Gdyby miała wymienić Pani role, jakie Pani pełni w swoim życiu według Pani hierarchii, jaka byłaby ich kolejność?

W pierwszej kolejności jestem mamą. Synowie są zawsze na pierwszym miejscu, później jestem żoną, córką, siostrą, przyjaciółką, koleżanką, a praca zajmuje jednak jedno z ostatnich miejsc, choć jest dla mnie szalenie ważna. Na co dzień wykonuję pracę, w której się spełniam, ale rodzina musi być na miejscu numer jeden, niezależnie od wszystkiego. Moi bliscy doskonale wiedzą, jak ważne jest dla mnie dobro rodziny, troska o nich, ale również wiedzą, jak ważne jest dla mnie rozwijanie się zawodowo. Moja Rodzina bez wątpienia daje mi siłę do działania. Z moim mężem jesteśmy razem od 30 lat, i choć mój mąż nie przepada za branżą hotelarską i moje pomysły nie zawsze spotykają się z jego aprobatą, to w tych najtrudniejszych momentach zawsze mogę liczyć na jego wsparcie czy krzepiące „nie przejmuj się, rób swoje, kto sobie poradzi, jak nie ty”. Sam zawodowo spełnia się w tym, co robi. Oboje mamy swoje przestrzenie, w których się realizujemy. Ważne, by pamiętać, że jako rodzina jesteśmy zespołem, mamy wspólne cele, czyli możliwość spełniania marzeń przez każdego z nas. Ważne, by w tej dziedzinie myśleć i działać zespołowo, jak ja to mówię, „kopać do jednej bramki”. Choć wymaga to ogromnej pracy całej rodziny, jest jak najbardziej do zrealizowania.

Obecnie zarządza Pani czterema obiektami. Jaka była droga do miejsca, w którym się Pani teraz znajduje?

Uważam, że w życiu i w biznesie najważniejsza jest odwaga i umiejętność dostrzegania szans w każdej małej rzeczy. Czasami potrzeba odrobiny szczęścia, by znaleźć się w odpowiednim miejscu o odpowiedniej porze – myślę, że w moim przypadku zdecydowało tych kilka czynników. 

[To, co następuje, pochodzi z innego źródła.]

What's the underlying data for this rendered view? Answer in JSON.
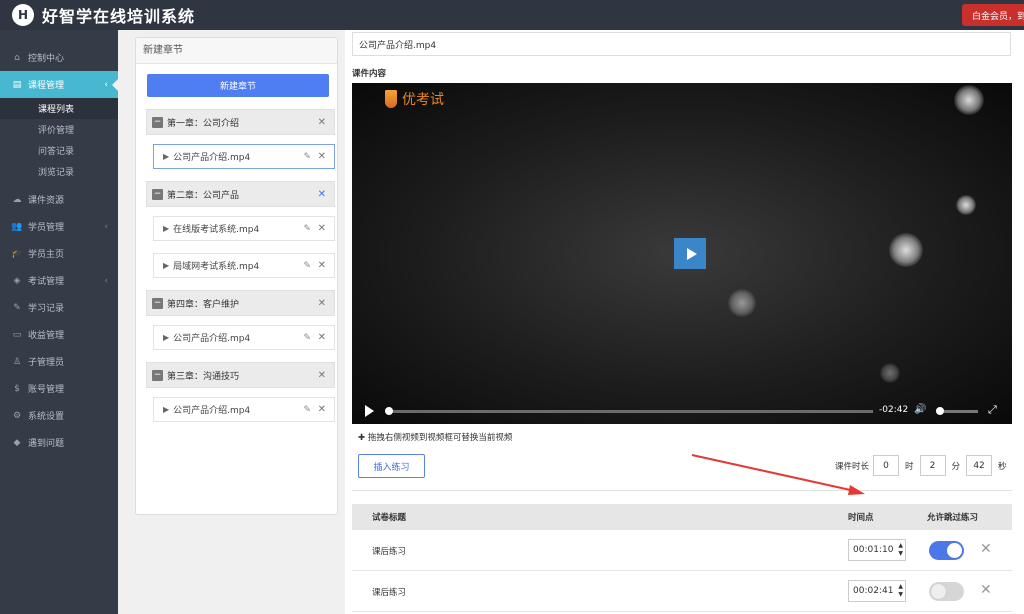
{
  "app": {
    "title": "好智学在线培训系统",
    "logo_letter": "H",
    "vip_badge": "白金会员，到"
  },
  "sidebar": {
    "items": [
      {
        "label": "控制中心",
        "icon": "home-icon"
      },
      {
        "label": "课程管理",
        "icon": "book-icon",
        "active": true
      },
      {
        "label": "课件资源",
        "icon": "cloud-icon"
      },
      {
        "label": "学员管理",
        "icon": "users-icon",
        "arrow": true
      },
      {
        "label": "学员主页",
        "icon": "graduation-icon"
      },
      {
        "label": "考试管理",
        "icon": "tag-icon",
        "arrow": true
      },
      {
        "label": "学习记录",
        "icon": "pencil-icon"
      },
      {
        "label": "收益管理",
        "icon": "card-icon"
      },
      {
        "label": "子管理员",
        "icon": "user-icon"
      },
      {
        "label": "账号管理",
        "icon": "dollar-icon"
      },
      {
        "label": "系统设置",
        "icon": "gear-icon"
      },
      {
        "label": "遇到问题",
        "icon": "diamond-icon"
      }
    ],
    "sub_items": [
      "课程列表",
      "评价管理",
      "问答记录",
      "浏览记录"
    ]
  },
  "chapters": {
    "panel_title": "新建章节",
    "new_button": "新建章节",
    "list": [
      {
        "title": "第一章：公司介绍",
        "lessons": [
          "公司产品介绍.mp4"
        ]
      },
      {
        "title": "第二章：公司产品",
        "lessons": [
          "在线版考试系统.mp4",
          "局域网考试系统.mp4"
        ]
      },
      {
        "title": "第四章：客户维护",
        "lessons": [
          "公司产品介绍.mp4"
        ]
      },
      {
        "title": "第三章：沟通技巧",
        "lessons": [
          "公司产品介绍.mp4"
        ]
      }
    ]
  },
  "content": {
    "filename": "公司产品介绍.mp4",
    "section_label": "课件内容",
    "video": {
      "brand": "优考试",
      "time_remaining": "-02:42"
    },
    "drag_hint": "✚ 拖拽右侧视频到视频框可替换当前视频",
    "insert_button": "插入练习",
    "duration": {
      "label": "课件时长",
      "hours": "0",
      "hours_unit": "时",
      "minutes": "2",
      "minutes_unit": "分",
      "seconds": "42",
      "seconds_unit": "秒"
    },
    "table": {
      "headers": [
        "试卷标题",
        "时间点",
        "允许跳过练习"
      ],
      "rows": [
        {
          "title": "课后练习",
          "time": "00:01:10",
          "allow_skip": true
        },
        {
          "title": "课后练习",
          "time": "00:02:41",
          "allow_skip": false
        }
      ]
    }
  },
  "colors": {
    "sidebar_bg": "#353c48",
    "active": "#48b8d0",
    "primary": "#4f7ef2",
    "badge": "#c9302c",
    "annotation_arrow": "#e53935"
  }
}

Zdecydowałam się komuś pomóc – to były trudne finanse i trudna restrukturyzacja. Postanowiłam ją przeprowadzić i wtedy zaproponowano mi prowadzenie dwóch hoteli. To działanie początkowo zakładało moje chwilowe pojawienie się w firmie, aby zoptymalizować i naprawić funkcjonalność obiektów. Tak się to wszystko potoczyło, że na stanowisku prezesa hoteli jestem już od kilku lat.

Obecnie obiekty są cztery, a w niedalekiej przyszłości ta liczba się powiększy.

Co uważa Pani za swój sukces?

Prywatnie moim największym sukcesem zawsze będzie rodzina. Zawodowo wciąż boję się używać tego słowa, ale jeśli myślę o swoich sukcesach, to dostrzegam je w codziennych doświadczeniach, w tym, że swój biznes prowadzę świadomie, podejmuję decyzje, za które biorę pełną odpowiedzialność. W tym, że mogę się realizować zawodowo, ale też potrafię łamać stereotypy i iść swoją drogą. Jednak chyba największą wartością są sukcesy moich współpracowników, ich rozwój. Ogromną satysfakcję przynoszą mi chwile, w których widzę, jak na moich oczach się rozwijają, dojrzewają… Wtedy i ja rozwijam skrzydła. Myślę, że w życiu zawodowym należy się bać, ale i tak robić swoje, otaczając się przy tym dobrymi ludźmi, którzy nieustannie wspierają i nawet jeśli czegoś się nie da, to może da się inaczej, nie uda się drzwiami, próbuj oknem… Niekoniecznie działać perfekcyjnie, za to codziennie i systematycznie 😊

Dziś śmiało można nazwać Panią bizneswoman, ale początki nie były łatwe.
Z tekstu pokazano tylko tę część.